Technology Blog 3- Regular Expressions (regex)

I had a chat while riding the subway with a friend in the business. He’s a director-level software engineer at a major technology company in New York, and was on the train with me for only a few more stops.

I asked him a basic question:

When you’re interviewing a programmer, what is an example of a question you ask?

His response:

I tell them I have a number of webpages and documents, and we’ve had a service outage or change – and we’ve been given an temporary phone number. I need you to change every instance of our phone number, in every webpage and document to the new temporary number. You have 2 hours to complete the task. How do you do it?

I really didn’t have an answer. I’ve here at //Flatiron school, learning Ruby, some JS and solving problems every day- but I’ve never even tried to conceptualize a problem like this. I really didn’t know where to begin, so I told him… “I don’t know. But can you tell me what an example of a successful approach has been?”

It’s really quite simple: the answer is ‘grep.’

As he got off the train, it left me to think about what the hell he’s talking about…

What is grep?

grep is a command-line utility for searching plain-text data sets for lines that match a regular expression. Its name comes from the ed command g/re/p (globally search a regular expression and print)

GLOBALLY search

REGULAR

EXPRESSION

PRINT

grep. It’s something in your terminal, and it looks through everything you tell it to and it prints out all the things that match the pattern that you’re looking for. It’s basically searching for patterns. And that search is based on CHARACTERS.

It uses as it’s search criteria some form for REGULAR EXPRESSION. Now, don’t let that name fool you, a regular expression actually means something quite special.

What is a Regular Expression?

A regular expression is a standardized (or mostly standardized) way for a computer to recognize a series of characters as the basis for a search. It’s a way for computer to match patterns based on characters.

a character is something like the letter a or maybe the letter A. They both may seem mostly the same, but in the eyes of a computer, where there is no intrinsic value to characters, those two letters are as unalike as 6 and X

in terms of regular expressions, we ONLY care about characters. Because that’s what the computer can look for.

Examples of Regular Expressions

One of the things my friend said to me was:

I want to get a feel for how comfortable someone is with using the command line as a tool. I don’t want engineers that only live in text-editors. You can do a lot from the command line.
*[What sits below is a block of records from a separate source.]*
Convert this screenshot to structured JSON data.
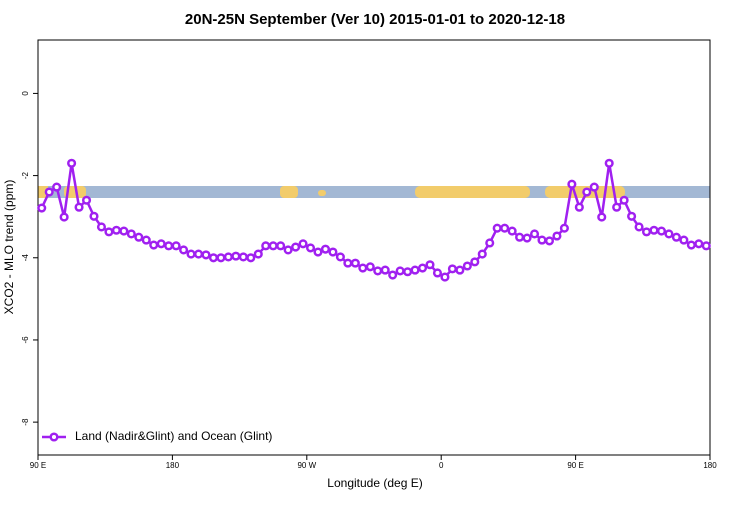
{
  "chart_data": {
    "type": "line",
    "title": "20N-25N September (Ver 10)   2015-01-01 to 2020-12-18",
    "x_label": "Longitude (deg E)",
    "y_label": "XCO2 - MLO trend (ppm)",
    "xlim": [
      90,
      540
    ],
    "ylim": [
      -8.8,
      1.3
    ],
    "xticks": [
      {
        "value": 90,
        "label": "90 E"
      },
      {
        "value": 180,
        "label": "180"
      },
      {
        "value": 270,
        "label": "90 W"
      },
      {
        "value": 360,
        "label": "0"
      },
      {
        "value": 450,
        "label": "90 E"
      },
      {
        "value": 540,
        "label": "180"
      }
    ],
    "yticks": [
      0,
      -2,
      -4,
      -6,
      -8
    ],
    "legend": "bottom-left",
    "x": [
      92.5,
      97.5,
      102.5,
      107.5,
      112.5,
      117.5,
      122.5,
      127.5,
      132.5,
      137.5,
      142.5,
      147.5,
      152.5,
      157.5,
      162.5,
      167.5,
      172.5,
      177.5,
      182.5,
      187.5,
      192.5,
      197.5,
      202.5,
      207.5,
      212.5,
      217.5,
      222.5,
      227.5,
      232.5,
      237.5,
      242.5,
      247.5,
      252.5,
      257.5,
      262.5,
      267.5,
      272.5,
      277.5,
      282.5,
      287.5,
      292.5,
      297.5,
      302.5,
      307.5,
      312.5,
      317.5,
      322.5,
      327.5,
      332.5,
      337.5,
      342.5,
      347.5,
      352.5,
      357.5,
      362.5,
      367.5,
      372.5,
      377.5,
      382.5,
      387.5,
      392.5,
      397.5,
      402.5,
      407.5,
      412.5,
      417.5,
      422.5,
      427.5,
      432.5,
      437.5,
      442.5,
      447.5,
      452.5,
      457.5,
      462.5,
      467.5,
      472.5,
      477.5,
      482.5,
      487.5,
      492.5,
      497.5,
      502.5,
      507.5,
      512.5,
      517.5,
      522.5,
      527.5,
      532.5,
      537.5
    ],
    "series": [
      {
        "name": "Land (Nadir&Glint) and Ocean (Glint)",
        "color": "#a020f0",
        "values": [
          -2.79,
          -2.4,
          -2.28,
          -3.01,
          -1.7,
          -2.77,
          -2.6,
          -2.99,
          -3.25,
          -3.37,
          -3.33,
          -3.35,
          -3.42,
          -3.5,
          -3.57,
          -3.69,
          -3.66,
          -3.71,
          -3.71,
          -3.81,
          -3.91,
          -3.91,
          -3.93,
          -4.0,
          -4.0,
          -3.98,
          -3.96,
          -3.98,
          -4.0,
          -3.91,
          -3.71,
          -3.71,
          -3.71,
          -3.81,
          -3.74,
          -3.66,
          -3.76,
          -3.86,
          -3.79,
          -3.86,
          -3.98,
          -4.13,
          -4.13,
          -4.25,
          -4.22,
          -4.32,
          -4.3,
          -4.42,
          -4.32,
          -4.34,
          -4.3,
          -4.25,
          -4.17,
          -4.37,
          -4.47,
          -4.27,
          -4.3,
          -4.2,
          -4.1,
          -3.91,
          -3.64,
          -3.28,
          -3.28,
          -3.35,
          -3.5,
          -3.52,
          -3.42,
          -3.57,
          -3.59,
          -3.47,
          -3.28,
          -2.21,
          -2.77,
          -2.4,
          -2.28,
          -3.01,
          -1.7,
          -2.77,
          -2.6,
          -2.99,
          -3.25,
          -3.37,
          -3.33,
          -3.35,
          -3.42,
          -3.5,
          -3.57,
          -3.69,
          -3.66,
          -3.71
        ]
      }
    ]
  }
}
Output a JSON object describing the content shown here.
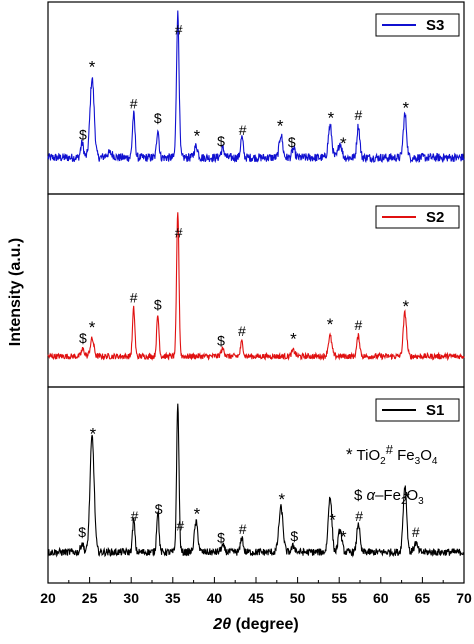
{
  "chart_data": {
    "type": "line",
    "xlabel_symbol": "2θ",
    "xlabel_unit": " (degree)",
    "ylabel": "Intensity (a.u.)",
    "xlim": [
      20,
      70
    ],
    "x_ticks": [
      20,
      25,
      30,
      35,
      40,
      45,
      50,
      55,
      60,
      65,
      70
    ],
    "x_tick_labels": [
      "20",
      "25",
      "30",
      "35",
      "40",
      "45",
      "50",
      "55",
      "60",
      "65",
      "70"
    ],
    "grid": false,
    "legend_placement": "top-right",
    "legend_block": {
      "tio2_symbol": "*",
      "tio2_label": "TiO",
      "tio2_sub": "2",
      "fe3o4_symbol": "#",
      "fe3o4_label": "Fe",
      "fe3o4_sub1": "3",
      "fe3o4_o": "O",
      "fe3o4_sub2": "4",
      "fe2o3_symbol": "$",
      "fe2o3_label_alpha": "α",
      "fe2o3_label": "–Fe",
      "fe2o3_sub1": "2",
      "fe2o3_o": "O",
      "fe2o3_sub2": "3"
    },
    "series": [
      {
        "name": "S3",
        "color": "#1010d0",
        "baseline": 0.1,
        "noise": 0.03,
        "peaks": [
          [
            24.1,
            0.1,
            0.25
          ],
          [
            25.3,
            0.55,
            0.35
          ],
          [
            27.4,
            0.03,
            0.6
          ],
          [
            30.3,
            0.3,
            0.22
          ],
          [
            33.2,
            0.2,
            0.2
          ],
          [
            35.6,
            1.0,
            0.22
          ],
          [
            37.8,
            0.08,
            0.3
          ],
          [
            41.0,
            0.06,
            0.3
          ],
          [
            43.3,
            0.14,
            0.22
          ],
          [
            48.0,
            0.16,
            0.28
          ],
          [
            49.5,
            0.06,
            0.25
          ],
          [
            53.9,
            0.22,
            0.3
          ],
          [
            55.1,
            0.1,
            0.3
          ],
          [
            57.3,
            0.22,
            0.25
          ],
          [
            62.9,
            0.3,
            0.28
          ]
        ],
        "markers": [
          [
            "$",
            24.2
          ],
          [
            "*",
            25.3
          ],
          [
            "#",
            30.3
          ],
          [
            "$",
            33.2
          ],
          [
            "#",
            35.7
          ],
          [
            "*",
            37.9
          ],
          [
            "$",
            40.8
          ],
          [
            "#",
            43.4
          ],
          [
            "*",
            47.9
          ],
          [
            "$",
            49.3
          ],
          [
            "*",
            54.0
          ],
          [
            "*",
            55.5
          ],
          [
            "#",
            57.3
          ],
          [
            "*",
            63.0
          ]
        ]
      },
      {
        "name": "S2",
        "color": "#e01010",
        "baseline": 0.06,
        "noise": 0.02,
        "peaks": [
          [
            24.2,
            0.05,
            0.25
          ],
          [
            25.3,
            0.12,
            0.3
          ],
          [
            30.3,
            0.33,
            0.2
          ],
          [
            33.2,
            0.28,
            0.2
          ],
          [
            35.6,
            1.0,
            0.2
          ],
          [
            41.0,
            0.05,
            0.3
          ],
          [
            43.3,
            0.1,
            0.22
          ],
          [
            49.5,
            0.04,
            0.3
          ],
          [
            53.9,
            0.14,
            0.3
          ],
          [
            57.3,
            0.14,
            0.25
          ],
          [
            62.9,
            0.3,
            0.28
          ]
        ],
        "markers": [
          [
            "$",
            24.2
          ],
          [
            "*",
            25.3
          ],
          [
            "#",
            30.3
          ],
          [
            "$",
            33.2
          ],
          [
            "#",
            35.7
          ],
          [
            "$",
            40.8
          ],
          [
            "#",
            43.3
          ],
          [
            "*",
            49.5
          ],
          [
            "*",
            53.9
          ],
          [
            "#",
            57.3
          ],
          [
            "*",
            63.0
          ]
        ]
      },
      {
        "name": "S1",
        "color": "#000000",
        "baseline": 0.06,
        "noise": 0.025,
        "peaks": [
          [
            24.1,
            0.06,
            0.25
          ],
          [
            25.3,
            0.78,
            0.35
          ],
          [
            30.3,
            0.22,
            0.2
          ],
          [
            33.2,
            0.28,
            0.2
          ],
          [
            35.6,
            1.0,
            0.2
          ],
          [
            37.8,
            0.2,
            0.3
          ],
          [
            41.0,
            0.04,
            0.3
          ],
          [
            43.3,
            0.1,
            0.22
          ],
          [
            48.0,
            0.3,
            0.35
          ],
          [
            49.5,
            0.04,
            0.3
          ],
          [
            53.9,
            0.38,
            0.3
          ],
          [
            55.1,
            0.15,
            0.3
          ],
          [
            57.3,
            0.2,
            0.25
          ],
          [
            62.9,
            0.45,
            0.3
          ],
          [
            64.2,
            0.06,
            0.3
          ]
        ],
        "markers": [
          [
            "$",
            24.1
          ],
          [
            "*",
            25.4
          ],
          [
            "#",
            30.4
          ],
          [
            "$",
            33.3
          ],
          [
            "#",
            35.9
          ],
          [
            "*",
            37.9
          ],
          [
            "$",
            40.8
          ],
          [
            "#",
            43.4
          ],
          [
            "*",
            48.1
          ],
          [
            "$",
            49.6
          ],
          [
            "*",
            54.2
          ],
          [
            "*",
            55.5
          ],
          [
            "#",
            57.4
          ],
          [
            "*",
            63.1
          ],
          [
            "#",
            64.2
          ]
        ]
      }
    ]
  }
}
And this is true. And using grep and regular expressions are only the iceberg. But I wanted to dig a little deeper and see if I could at least understand a little of what regular expressions really mean, and how they could be useful. Let’s look at some examples of regular expressions and talk about what they mean.

example: th

Shall I compare thee to a summer’s day?
Thou art more lovely and more temperate

this expression is looking for all the s characters followed by a t character h. it would recognize the th in thee, but not the Th in Thou

example: o.e

I love you more than words can wield the matter, Dearer than eyesight, space and liberty

In this example, we’re using the metacharacter “.” this acts as a sort of wildcard, and the computer will find any patter that matches an o followed by any character and an e

these can be strung together as in o…e, which would find matches of o followed by any three characters and an e

 

example: t[eo]d

When today is over Ted will have a tedious time tidying up.

this will find tod in today and ted in tedious, but not the T in ted, or the tid in tidying

example: [3-7]

a1, b2,34, c5, 67, 89

[3-79] You can combine characters and range

a list of hotel rooms: G4 G9 F2 H1 L0 K7 M9

[1-8b-gx] combine multiple sets is also possible here we’re looking for 1-8, b-r and x. It’s worth noting that most character tables will list all the lower case letters, and then list the upper case letters. some, however list characters aAbBcC. it depends on the system’s character table.

 

example: negating a character t[^eo]d

in this example we’re looking for instances of t followed by a character that is not e or o followed by a d.

 

examples: various multipliers

  • * – item occurs zero or more times.
  • + – item occurs one or more times.
  • ? – item occurs zero or one times.
  • {4} – item occurs four times.
  • {3,6} – item occurs between 3 and 6 times.
  • {3,} – item occurs at least 3 times.

bo*

book binding bookworms

bo+

book binding bookworms

b.*k

book binding bookworms

regex matching is “greedy”, meaning it will search the entire set of strings and give you all the matches, it won’t just stop after hitting the first k, as k satisfies our condition but also satisfies the * as “any character”

b.*?k

book binding bookworms

by adding the question mark after the multiplier we will the matching not lazy

 

That’s just the beginning.

There are tons of things to learn about regex, and this is only the very beginning. There are lots of resources out there that can explain the meaning of these things better than I can, and until I can do a better job, I suggest you seek those out.

I’m going to continue to look into regex, and I hope you do too!